|Quote from The Bear's Song (below).|
Books are massive in our house - both of us being huge book worms, and eager to encourage the same passion in our small. We already have a modest collection of very special books, most of which were (gratefully) recommended by Lori, over on her blog Wild & Grizzly. Here, we are sharing 4 of our favourites that resonate with all 3 of us - not just from a plot perspective, but a creative one too.
The Encyclopedia of Pehistorica Dinosaurs (by Robert Sabuda and Matthew Reinhart) is a treasure trove of imagination and expert craft. Every page is packed with information, surrounding a 3D paper construction of a dinosaur that leaps out at you as you turn the page. It is a work of art as much as anything else, and this is why this book is such a success. It captivates, intrigues, draws you in, to rather a hands-on approach to learning about these incredible creatures. Our small is enthralled by this book - he enjoys role-play with these paper masterpieces as well as lifting the many hidden mini pop-ups that can be found throughout the book. As huge lovers of paper, this book is a massive hit in our household for not only our small, but us as well.

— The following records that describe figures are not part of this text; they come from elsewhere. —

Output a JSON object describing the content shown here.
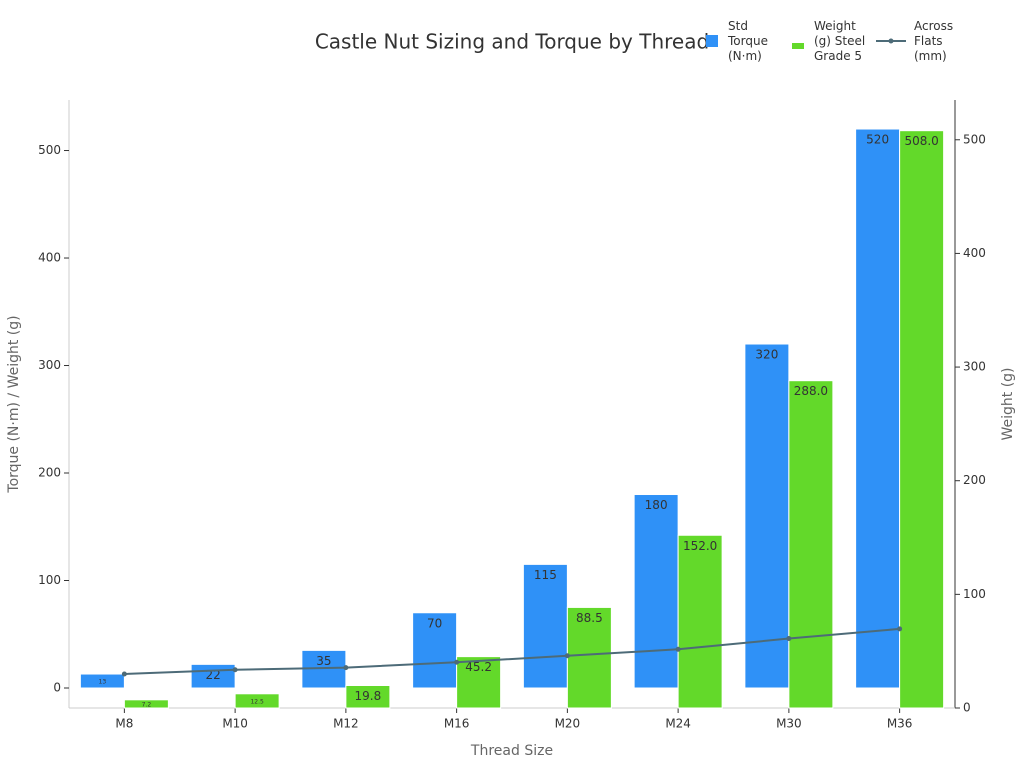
{
  "chart_data": {
    "type": "bar",
    "title": "Castle Nut Sizing and Torque by Thread",
    "x_label": "Thread Size",
    "y_label": "Torque (N·m) / Weight (g)",
    "y2_label": "Weight (g)",
    "categories": [
      "M8",
      "M10",
      "M12",
      "M16",
      "M20",
      "M24",
      "M30",
      "M36"
    ],
    "series": [
      {
        "name": "Std Torque (N·m)",
        "color": "#2f91f7",
        "type": "bar",
        "values": [
          13,
          22,
          35,
          70,
          115,
          180,
          320,
          520
        ]
      },
      {
        "name": "Weight (g) Steel Grade 5",
        "color": "#63d92a",
        "type": "bar",
        "axis": "y2",
        "values": [
          7.2,
          12.5,
          19.8,
          45.2,
          88.5,
          152.0,
          288.0,
          508.0
        ],
        "value_labels": [
          "7.2",
          "12.5",
          "19.8",
          "45.2",
          "88.5",
          "152.0",
          "288.0",
          "508.0"
        ]
      },
      {
        "name": "Across Flats (mm)",
        "color": "#4d6b78",
        "type": "line",
        "values": [
          13,
          17,
          19,
          24,
          30,
          36,
          46,
          55
        ]
      }
    ],
    "ylim": [
      -18.6,
      547
    ],
    "yticks": [
      0,
      100,
      200,
      300,
      400,
      500
    ],
    "y2lim": [
      0,
      535
    ],
    "y2ticks": [
      0,
      100,
      200,
      300,
      400,
      500
    ]
  }
}
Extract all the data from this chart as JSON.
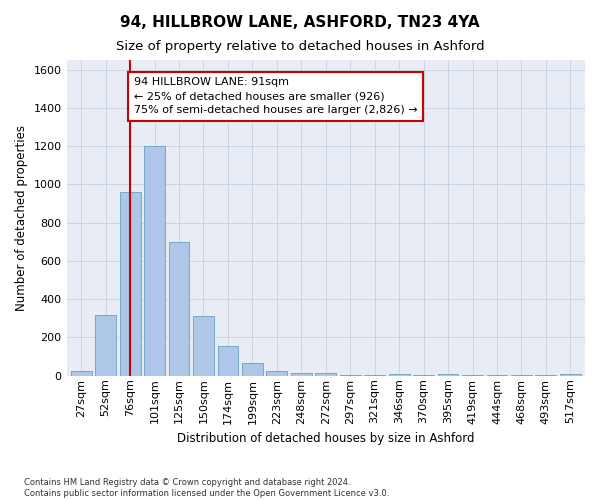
{
  "title_line1": "94, HILLBROW LANE, ASHFORD, TN23 4YA",
  "title_line2": "Size of property relative to detached houses in Ashford",
  "xlabel": "Distribution of detached houses by size in Ashford",
  "ylabel": "Number of detached properties",
  "footnote": "Contains HM Land Registry data © Crown copyright and database right 2024.\nContains public sector information licensed under the Open Government Licence v3.0.",
  "bar_labels": [
    "27sqm",
    "52sqm",
    "76sqm",
    "101sqm",
    "125sqm",
    "150sqm",
    "174sqm",
    "199sqm",
    "223sqm",
    "248sqm",
    "272sqm",
    "297sqm",
    "321sqm",
    "346sqm",
    "370sqm",
    "395sqm",
    "419sqm",
    "444sqm",
    "468sqm",
    "493sqm",
    "517sqm"
  ],
  "bar_values": [
    25,
    320,
    960,
    1200,
    700,
    310,
    155,
    65,
    25,
    15,
    12,
    2,
    2,
    10,
    2,
    8,
    2,
    2,
    2,
    2,
    8
  ],
  "bar_color": "#aec6e8",
  "bar_edge_color": "#6a9fc8",
  "vline_color": "#cc0000",
  "annotation_text": "94 HILLBROW LANE: 91sqm\n← 25% of detached houses are smaller (926)\n75% of semi-detached houses are larger (2,826) →",
  "annotation_box_color": "#ffffff",
  "annotation_box_edge": "#cc0000",
  "ylim": [
    0,
    1650
  ],
  "yticks": [
    0,
    200,
    400,
    600,
    800,
    1000,
    1200,
    1400,
    1600
  ],
  "grid_color": "#c8d0e0",
  "background_color": "#e8edf5",
  "title_fontsize": 11,
  "subtitle_fontsize": 9.5,
  "axis_label_fontsize": 8.5,
  "tick_fontsize": 8,
  "footnote_fontsize": 6
}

The Bear's Song (by Benjamin Chaud) is one of those rare books that combines a really comforting, beautiful tale of love between father and son, with magnificent illustrations. The large size of the book really celebrates the work of the artist, and the smell of the ink on the beautiful uncoated stock is just such a joy. Everything about this book sticks in your mind - from the soothing earthy palette and charming illustrations, to the attention to detail, the feel of the stock and the magical story - you just know this is one of those books that will remain in your child's memory forever.
In The Forest (by Anouck Boisrobert, Louis Rigaud and Sophie Strady) is such an important book for educating children on the impact of deforestation and the power of human actions - bad and good. With beautiful pop-up 3D paper constructions throughout, this vibrant, fun, yet poignant book leads us through nature and all it's beauty, teaching us about respect and the fragility of our world. Our small enjoys role-play with the diggers, and getting involved in the 'regrowth' of the forest that had been destroyed.
The Highstreet (by Alice Melvin) is like a record of our highstreets, as they once were, at a time when we are struggling to hold on to them. The book takes us on a colourful, playful journey down the highstreet, to tick off items on Sally's shopping list - presented with joyful illustration and printed on beautiful uncoated stock. Together, we come across all strange and wonderful things along the way, in this interactive book, which includes liftable flaps on every page, taking you into each shop. Not only does this book feel important to show our children the highstreet as it once was, and may never be again, but it also contains subtle lessons on consumerism, which we also feel is so important today.